Intl.NumberFormatの基本:ロケール対応の数値フォーマット
Intl.NumberFormatが各ロケールで数値をどのようにフォーマットするかを学びます。JavaScriptにおける小数点区切り、桁区切り、基本的な数値フォーマットオプションを理解します。
Intl.NumberFormat
詳細な説明
Intl.NumberFormat:ロケール対応数値の基盤
Intl.NumberFormatは最も頻繁に使用されるIntl APIです。小数点区切り、千の位の区切り、桁の順序をロケール固有の慣例に従って自動的に処理し、数値をフォーマットします。
数値フォーマットがロケールによって異なる理由
地域によって数値の表示方法が異なります:
const num = 1234567.89;
new Intl.NumberFormat('en-US').format(num); // "1,234,567.89"
new Intl.NumberFormat('de-DE').format(num); // "1.234.567,89"
new Intl.NumberFormat('fr-FR').format(num); // "1 234 567,89"

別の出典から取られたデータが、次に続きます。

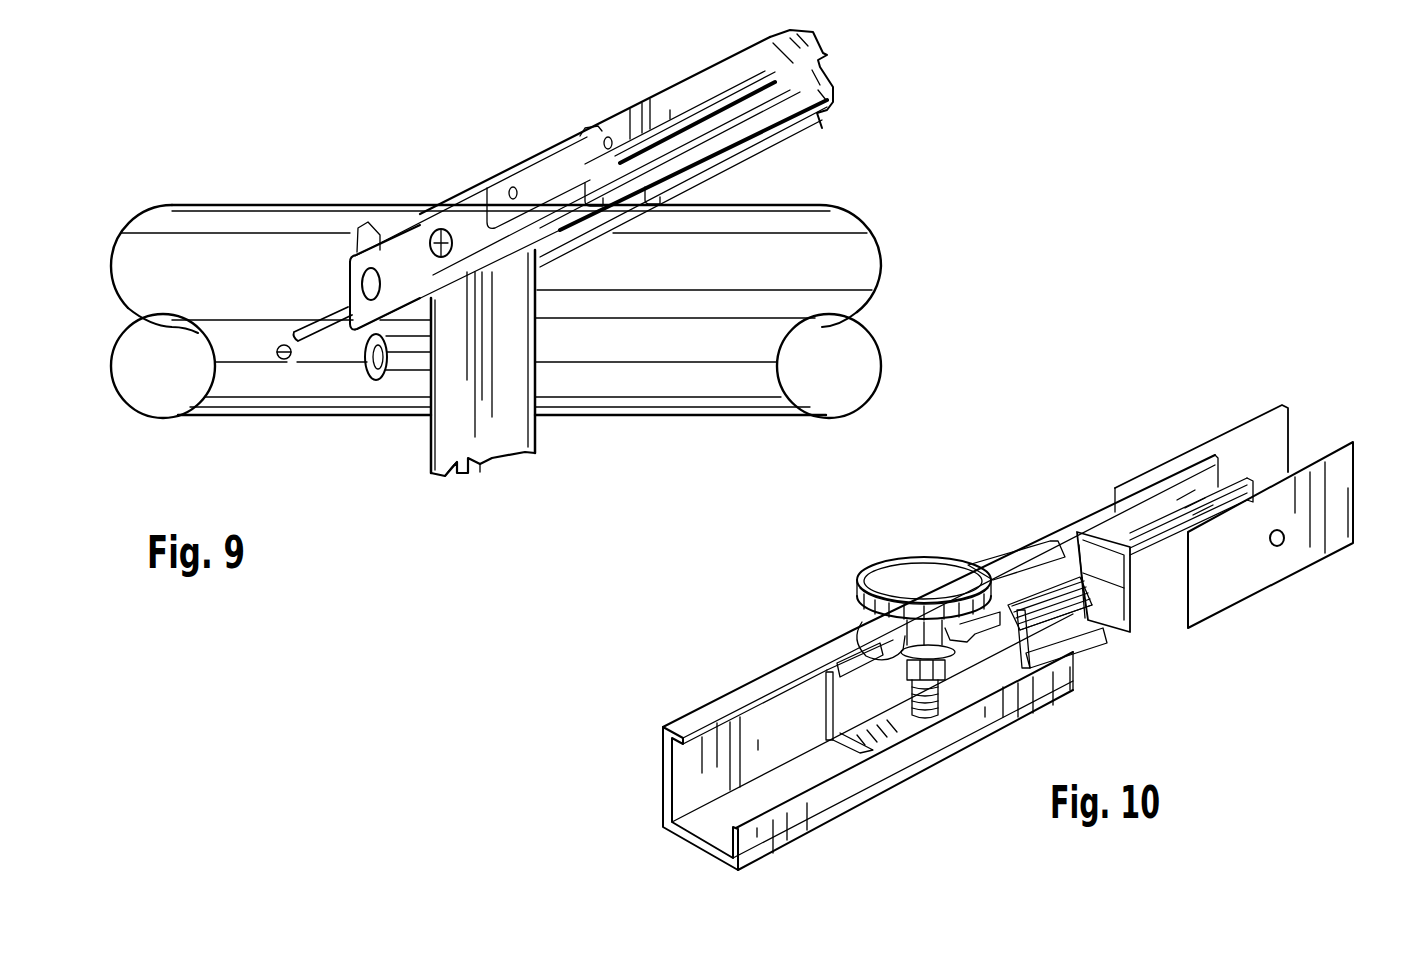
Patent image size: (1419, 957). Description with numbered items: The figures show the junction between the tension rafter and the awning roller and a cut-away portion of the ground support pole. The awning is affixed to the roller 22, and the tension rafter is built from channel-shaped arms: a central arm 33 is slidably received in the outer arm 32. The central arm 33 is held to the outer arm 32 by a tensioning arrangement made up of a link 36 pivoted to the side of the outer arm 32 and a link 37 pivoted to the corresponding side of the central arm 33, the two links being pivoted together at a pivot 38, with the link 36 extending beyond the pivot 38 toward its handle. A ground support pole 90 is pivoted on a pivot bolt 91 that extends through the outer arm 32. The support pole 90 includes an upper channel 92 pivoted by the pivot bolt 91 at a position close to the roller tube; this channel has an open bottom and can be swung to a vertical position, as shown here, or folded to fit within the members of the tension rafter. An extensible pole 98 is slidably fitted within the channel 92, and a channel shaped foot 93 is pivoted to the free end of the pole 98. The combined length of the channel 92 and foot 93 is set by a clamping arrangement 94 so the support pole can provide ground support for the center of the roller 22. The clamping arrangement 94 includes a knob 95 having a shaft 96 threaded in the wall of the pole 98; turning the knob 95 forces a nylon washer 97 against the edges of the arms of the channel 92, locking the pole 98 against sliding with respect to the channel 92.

In FIG. 9, the roller 22 is at (240, 410).
In FIG. 9, the outer arm 32 is at (423, 230).
In FIG. 9, the central arm 33 is at (727, 157).
In FIG. 9, the link 36 is at (572, 150).
In FIG. 9, the link 37 is at (823, 106).
In FIG. 9, the pivot 38 is at (620, 122).
In FIG. 9, the ground support pole 90 is at (450, 420).
In FIG. 9, the pivot bolt 91 is at (352, 263).
In FIG. 9, the upper channel 92 is at (505, 457).
In FIG. 10, the upper channel 92 is at (820, 808).
In FIG. 10, the channel shaped foot 93 is at (1243, 572).
In FIG. 10, the clamping arrangement 94 is at (878, 525).
In FIG. 10, the knob 95 is at (920, 575).
In FIG. 10, the shaft 96 is at (917, 705).
In FIG. 10, the nylon washer 97 is at (872, 638).
In FIG. 10, the extensible pole 98 is at (1115, 630).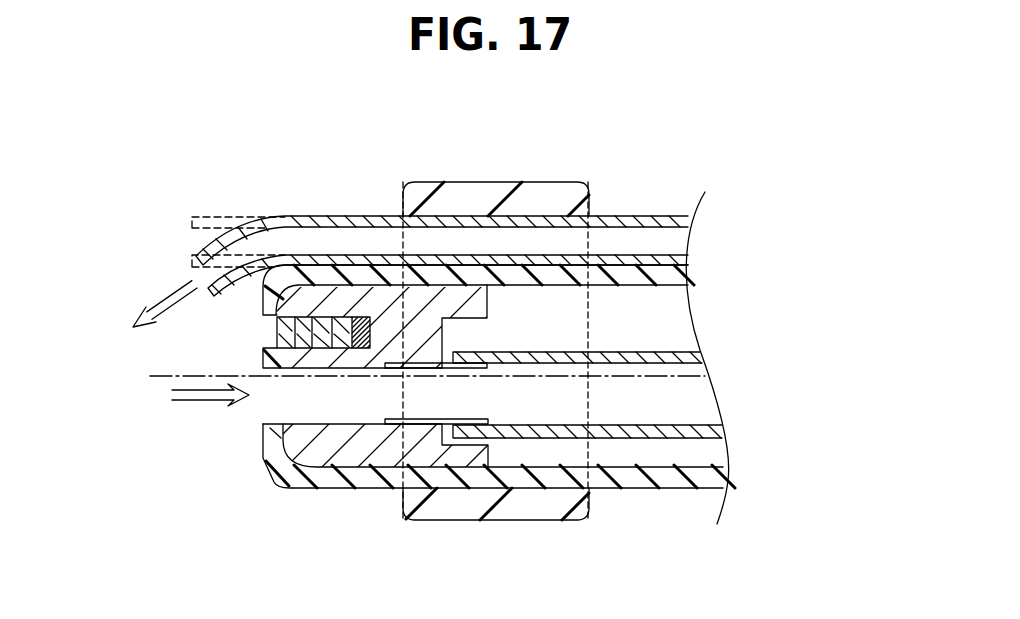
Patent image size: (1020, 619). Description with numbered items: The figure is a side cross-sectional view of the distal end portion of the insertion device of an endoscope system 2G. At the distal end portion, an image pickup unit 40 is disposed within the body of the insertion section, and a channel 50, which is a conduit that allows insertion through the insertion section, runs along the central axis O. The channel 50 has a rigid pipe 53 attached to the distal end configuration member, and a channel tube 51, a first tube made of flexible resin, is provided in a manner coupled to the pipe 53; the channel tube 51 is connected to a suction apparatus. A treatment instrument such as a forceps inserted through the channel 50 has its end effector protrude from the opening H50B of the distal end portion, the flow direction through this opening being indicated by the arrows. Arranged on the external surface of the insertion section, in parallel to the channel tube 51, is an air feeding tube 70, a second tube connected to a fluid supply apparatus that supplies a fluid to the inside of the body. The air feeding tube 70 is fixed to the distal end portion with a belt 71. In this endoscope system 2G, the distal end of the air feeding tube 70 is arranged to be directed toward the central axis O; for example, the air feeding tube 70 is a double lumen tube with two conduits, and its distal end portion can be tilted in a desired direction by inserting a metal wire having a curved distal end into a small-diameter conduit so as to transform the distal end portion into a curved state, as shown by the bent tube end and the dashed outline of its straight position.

The endoscope system 2G is at (146, 162).
The central axis O is at (414, 377).
The air feeding tube 70 is at (330, 216).
The belt 71 is at (552, 182).
The channel 50 is at (617, 553).
The pipe 53 is at (438, 427).
The channel tube 51 is at (630, 440).
The image pickup unit 40 is at (322, 348).
The opening H50B is at (260, 408).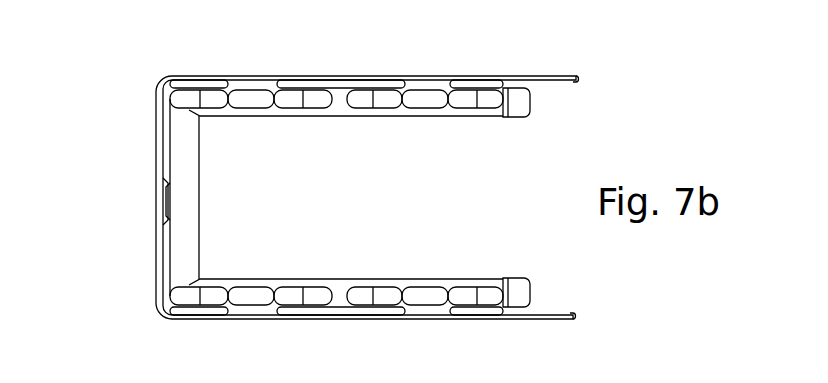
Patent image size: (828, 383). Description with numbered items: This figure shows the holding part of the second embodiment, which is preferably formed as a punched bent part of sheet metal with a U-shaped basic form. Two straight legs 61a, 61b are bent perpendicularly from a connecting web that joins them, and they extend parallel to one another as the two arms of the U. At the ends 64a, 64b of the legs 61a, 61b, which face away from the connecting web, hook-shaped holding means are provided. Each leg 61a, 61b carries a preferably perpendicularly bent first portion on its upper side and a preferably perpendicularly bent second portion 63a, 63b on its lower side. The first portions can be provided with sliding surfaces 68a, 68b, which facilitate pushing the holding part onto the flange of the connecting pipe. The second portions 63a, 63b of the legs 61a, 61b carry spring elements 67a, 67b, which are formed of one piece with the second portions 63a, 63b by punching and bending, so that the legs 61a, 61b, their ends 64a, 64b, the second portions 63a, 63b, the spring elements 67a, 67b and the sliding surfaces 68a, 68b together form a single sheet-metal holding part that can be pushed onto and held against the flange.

The leg 61a is at (199, 318).
The leg 61b is at (490, 70).
The second portion 63a is at (420, 300).
The second portion 63b is at (427, 100).
The end of leg 64a is at (570, 318).
The end of leg 64b is at (575, 70).
The spring element 67a is at (181, 294).
The spring element 67b is at (181, 101).
The sliding surface 68a is at (518, 294).
The sliding surface 68b is at (524, 103).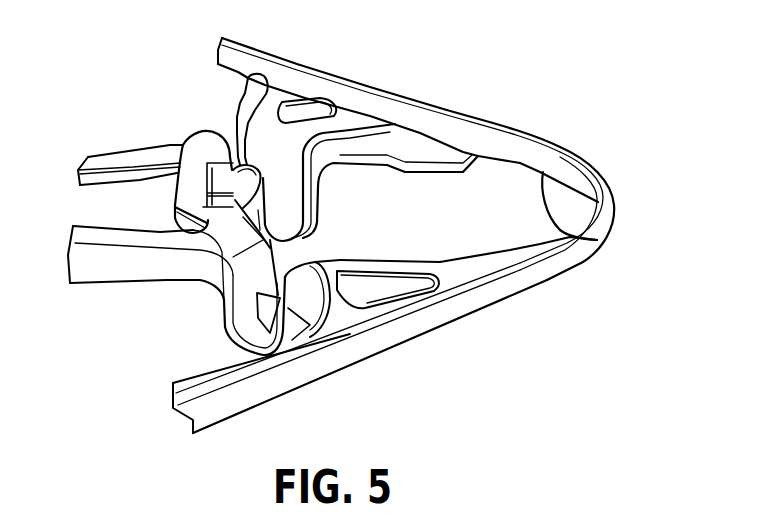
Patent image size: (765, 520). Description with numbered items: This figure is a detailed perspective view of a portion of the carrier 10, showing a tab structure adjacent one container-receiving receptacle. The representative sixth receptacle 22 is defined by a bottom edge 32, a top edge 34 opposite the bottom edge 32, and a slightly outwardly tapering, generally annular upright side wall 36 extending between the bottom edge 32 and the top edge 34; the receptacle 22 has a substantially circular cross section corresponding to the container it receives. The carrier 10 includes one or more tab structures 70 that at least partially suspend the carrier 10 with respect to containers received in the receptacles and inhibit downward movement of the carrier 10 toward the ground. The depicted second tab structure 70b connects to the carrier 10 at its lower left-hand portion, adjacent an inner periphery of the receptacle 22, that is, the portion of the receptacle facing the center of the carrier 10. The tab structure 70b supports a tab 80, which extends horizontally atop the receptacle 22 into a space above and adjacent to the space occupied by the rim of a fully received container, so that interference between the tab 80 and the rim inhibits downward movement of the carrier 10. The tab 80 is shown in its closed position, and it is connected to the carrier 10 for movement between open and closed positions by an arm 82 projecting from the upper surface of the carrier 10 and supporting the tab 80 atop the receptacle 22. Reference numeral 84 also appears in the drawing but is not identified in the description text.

The carrier 10 is at (117, 152).
The sixth receptacle 22 is at (457, 225).
The bottom edge 32 is at (603, 231).
The top edge 34 is at (552, 147).
The upright side wall 36 is at (570, 171).
The tab structure 70 is at (175, 135).
The second tab structure 70b is at (202, 135).
The tab 80 is at (238, 163).
The arm 82 is at (195, 191).
The tongue 84 is at (245, 163).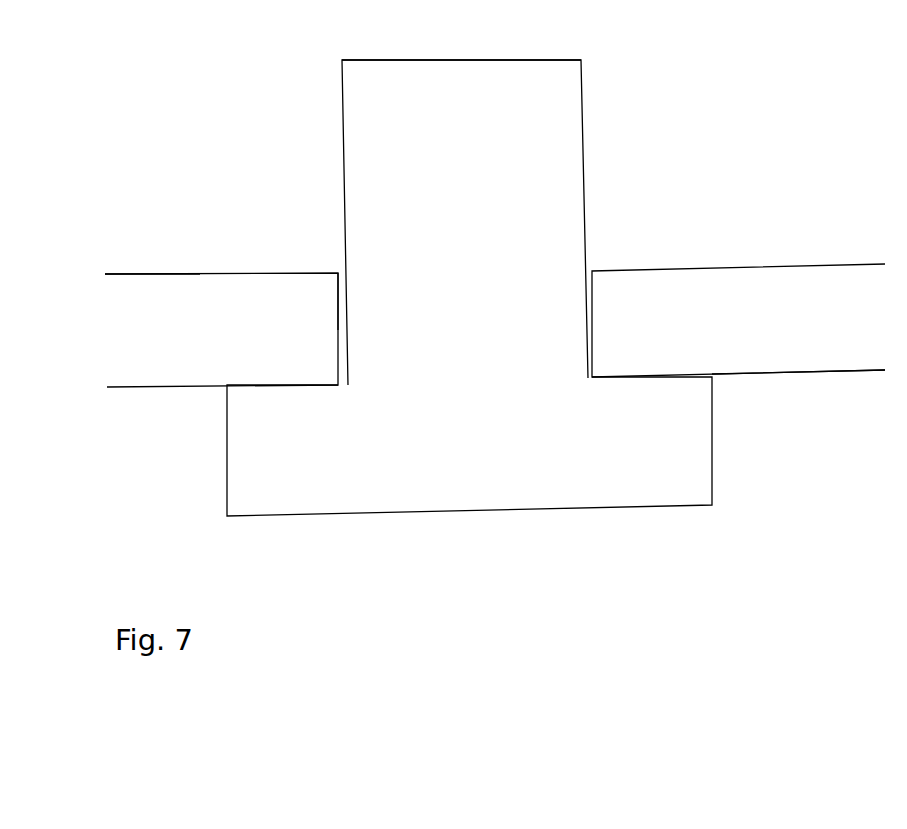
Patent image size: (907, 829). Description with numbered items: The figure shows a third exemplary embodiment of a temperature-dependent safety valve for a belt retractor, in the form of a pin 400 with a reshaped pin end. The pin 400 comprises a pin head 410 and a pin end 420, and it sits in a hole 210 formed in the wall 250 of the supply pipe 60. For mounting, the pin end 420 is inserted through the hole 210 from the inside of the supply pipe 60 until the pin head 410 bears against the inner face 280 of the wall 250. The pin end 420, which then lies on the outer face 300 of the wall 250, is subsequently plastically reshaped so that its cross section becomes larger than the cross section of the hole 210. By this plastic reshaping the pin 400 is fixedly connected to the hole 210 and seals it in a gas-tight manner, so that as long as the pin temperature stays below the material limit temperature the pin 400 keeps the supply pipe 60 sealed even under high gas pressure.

The supply pipe 60 is at (193, 355).
The hole 210 is at (340, 275).
The wall 250 is at (238, 300).
The inner face 280 is at (773, 375).
The outer face 300 is at (682, 267).
The pin 400 is at (518, 218).
The pin head 410 is at (678, 453).
The pin end 420 is at (543, 80).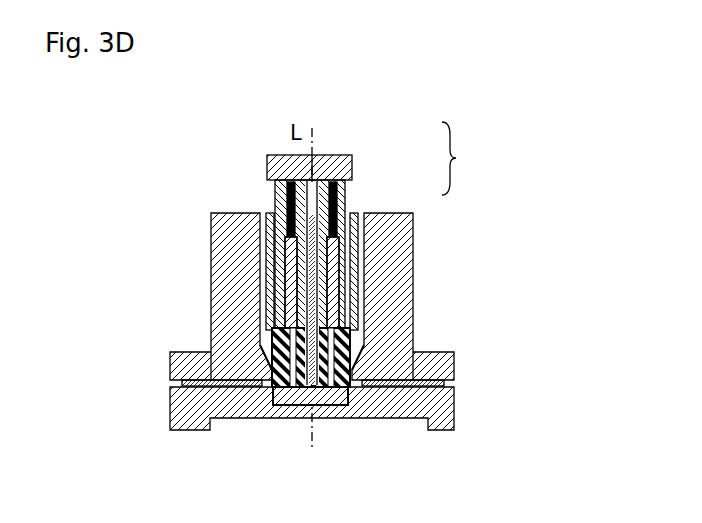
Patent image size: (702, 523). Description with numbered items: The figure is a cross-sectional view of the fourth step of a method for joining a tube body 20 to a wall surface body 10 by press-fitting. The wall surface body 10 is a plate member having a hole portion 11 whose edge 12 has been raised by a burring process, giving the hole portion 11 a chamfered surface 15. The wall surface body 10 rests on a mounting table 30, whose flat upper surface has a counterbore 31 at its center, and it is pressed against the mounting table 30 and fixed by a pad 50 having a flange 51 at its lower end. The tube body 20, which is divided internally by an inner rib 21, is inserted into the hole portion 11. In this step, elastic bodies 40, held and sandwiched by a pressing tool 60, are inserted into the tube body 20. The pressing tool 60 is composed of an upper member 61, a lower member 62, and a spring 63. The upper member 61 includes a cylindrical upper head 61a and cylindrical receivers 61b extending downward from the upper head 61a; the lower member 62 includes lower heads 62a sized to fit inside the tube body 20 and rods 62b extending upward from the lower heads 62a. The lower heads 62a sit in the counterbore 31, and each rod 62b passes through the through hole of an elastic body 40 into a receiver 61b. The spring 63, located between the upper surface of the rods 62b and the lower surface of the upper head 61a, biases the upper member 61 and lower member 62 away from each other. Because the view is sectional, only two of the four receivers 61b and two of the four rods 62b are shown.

The wall surface body 10 is at (170, 372).
The hole portion 11 is at (365, 330).
The edge 12 is at (337, 295).
The chamfered surface 15 is at (250, 381).
The tube body 20 is at (272, 233).
The inner rib 21 is at (306, 264).
The mounting table 30 is at (230, 418).
The counterbore 31 is at (340, 403).
The elastic body 40 is at (268, 345).
The pad 50 is at (412, 228).
The flange 51 is at (443, 367).
The pressing tool 60 is at (328, 303).
The upper member 61 is at (317, 226).
The upper head 61a is at (267, 160).
The receiver 61b is at (275, 200).
The lower member 62 is at (328, 328).
The lower head 62a is at (313, 417).
The rod 62b is at (273, 388).
The spring 63 is at (313, 180).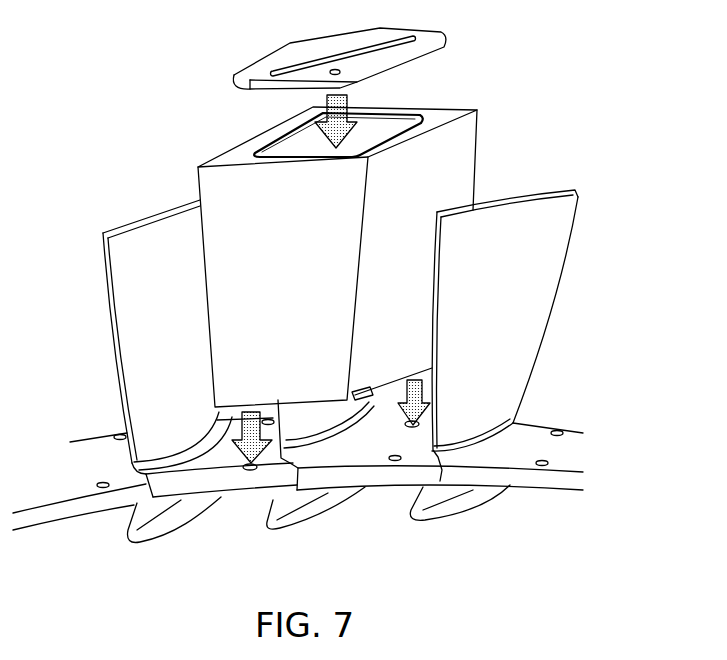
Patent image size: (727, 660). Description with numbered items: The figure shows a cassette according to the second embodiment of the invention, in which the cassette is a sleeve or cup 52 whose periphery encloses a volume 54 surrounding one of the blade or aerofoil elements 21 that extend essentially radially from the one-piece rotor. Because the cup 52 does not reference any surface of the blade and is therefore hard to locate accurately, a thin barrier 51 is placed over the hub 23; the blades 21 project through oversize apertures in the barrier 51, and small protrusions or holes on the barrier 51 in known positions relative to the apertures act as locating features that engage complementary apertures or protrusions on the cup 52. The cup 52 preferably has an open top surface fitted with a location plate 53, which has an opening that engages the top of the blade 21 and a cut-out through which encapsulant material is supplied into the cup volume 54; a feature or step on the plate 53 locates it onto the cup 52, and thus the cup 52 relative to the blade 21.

The blade or aerofoil element 21 is at (527, 288).
The hub 23 is at (370, 520).
The thin barrier 51 is at (97, 450).
The cup 52 is at (240, 158).
The location plate 53 is at (275, 63).
The volume 54 is at (403, 123).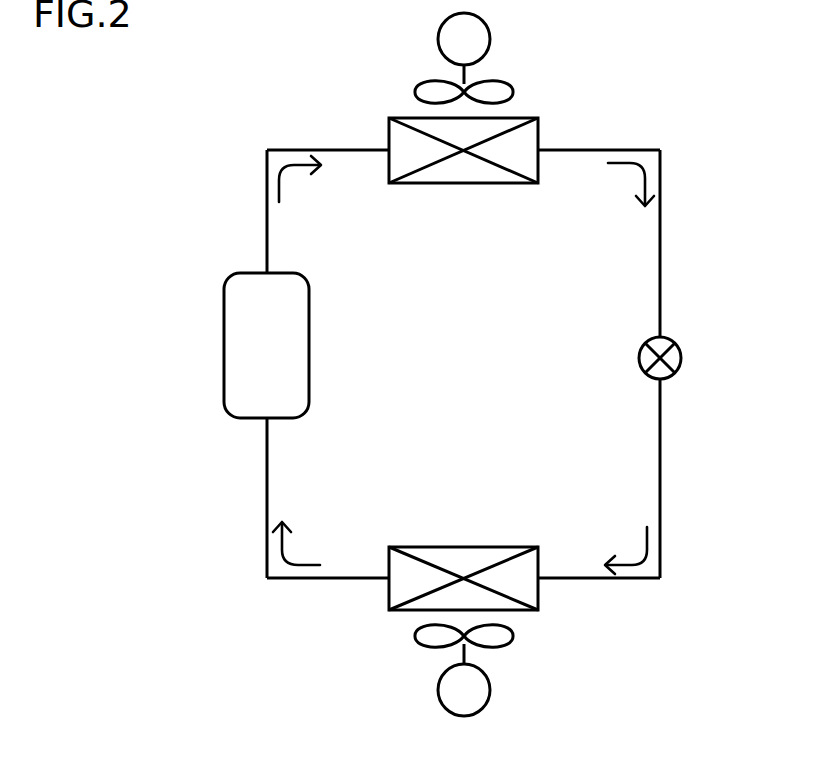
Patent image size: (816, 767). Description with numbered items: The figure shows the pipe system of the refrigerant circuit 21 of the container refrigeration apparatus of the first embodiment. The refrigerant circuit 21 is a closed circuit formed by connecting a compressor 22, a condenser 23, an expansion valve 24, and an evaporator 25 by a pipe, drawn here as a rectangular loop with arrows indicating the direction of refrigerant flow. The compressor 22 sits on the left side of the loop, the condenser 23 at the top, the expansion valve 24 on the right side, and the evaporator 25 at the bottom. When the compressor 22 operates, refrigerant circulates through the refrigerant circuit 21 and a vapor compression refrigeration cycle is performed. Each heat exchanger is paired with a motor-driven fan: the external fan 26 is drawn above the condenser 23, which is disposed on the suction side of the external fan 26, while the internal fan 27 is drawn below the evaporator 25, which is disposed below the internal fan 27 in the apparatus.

The refrigerant circuit 21 is at (632, 148).
The compressor 22 is at (223, 344).
The condenser 23 is at (464, 184).
The expansion valve 24 is at (682, 356).
The evaporator 25 is at (462, 547).
The external fan 26 is at (515, 90).
The internal fan 27 is at (515, 634).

new Intl.NumberFormat('hi-IN').format(num); // "12,34,567.89"
違いに注目してください:
- 英語(米国):カンマで桁区切り、ピリオドで小数点
- ドイツ語:ピリオドで桁区切り、カンマで小数点
- フランス語:細いノーブレークスペースで桁区切り、カンマで小数点
- ヒンディー語(インド):インドの数値体系(ラーキとクローレ)を使用
主要なオプション
new Intl.NumberFormat(locale, {
minimumFractionDigits: 2, // 常に小数点以下2桁を表示
maximumFractionDigits: 2, // 小数点以下2桁を超えない
useGrouping: true, // 千の位の区切りを有効化
signDisplay: 'auto', // 負の数にマイナス記号を表示
});
useGroupingオプション
useGroupingオプションは桁区切りの使用を制御します:
true(デフォルト):ロケール固有の桁区切りを使用false:桁区切りなし"min2":グループに少なくとも2桁ある場合のみ区切る"always":常に桁区切りを使用(ほとんどのロケールでtrueと同じ)
ブラウザサポート
Intl.NumberFormatはすべてのモダンブラウザ(Chrome 24以降、Firefox 29以降、Safari 10以降、Edge 12以降)とNode.js 0.12以降でサポートされています。最も広くサポートされているIntl APIの1つです。
ユースケース
数値フォーマットは、国際的なユーザーに数値を表示するすべてのアプリケーションにとって不可欠です。ECサイトは価格をフォーマットし、分析ダッシュボードはメトリクスを表示し、金融アプリケーションは口座残高を表示します。適切なロケールフォーマットがなければ、ドイツのユーザーが「1,234.56」を約1千として読む可能性があり、アメリカのユーザーは「1.234,56」に混乱するでしょう。Intl.NumberFormatを使用することでこれらの曖昧さが解消されます。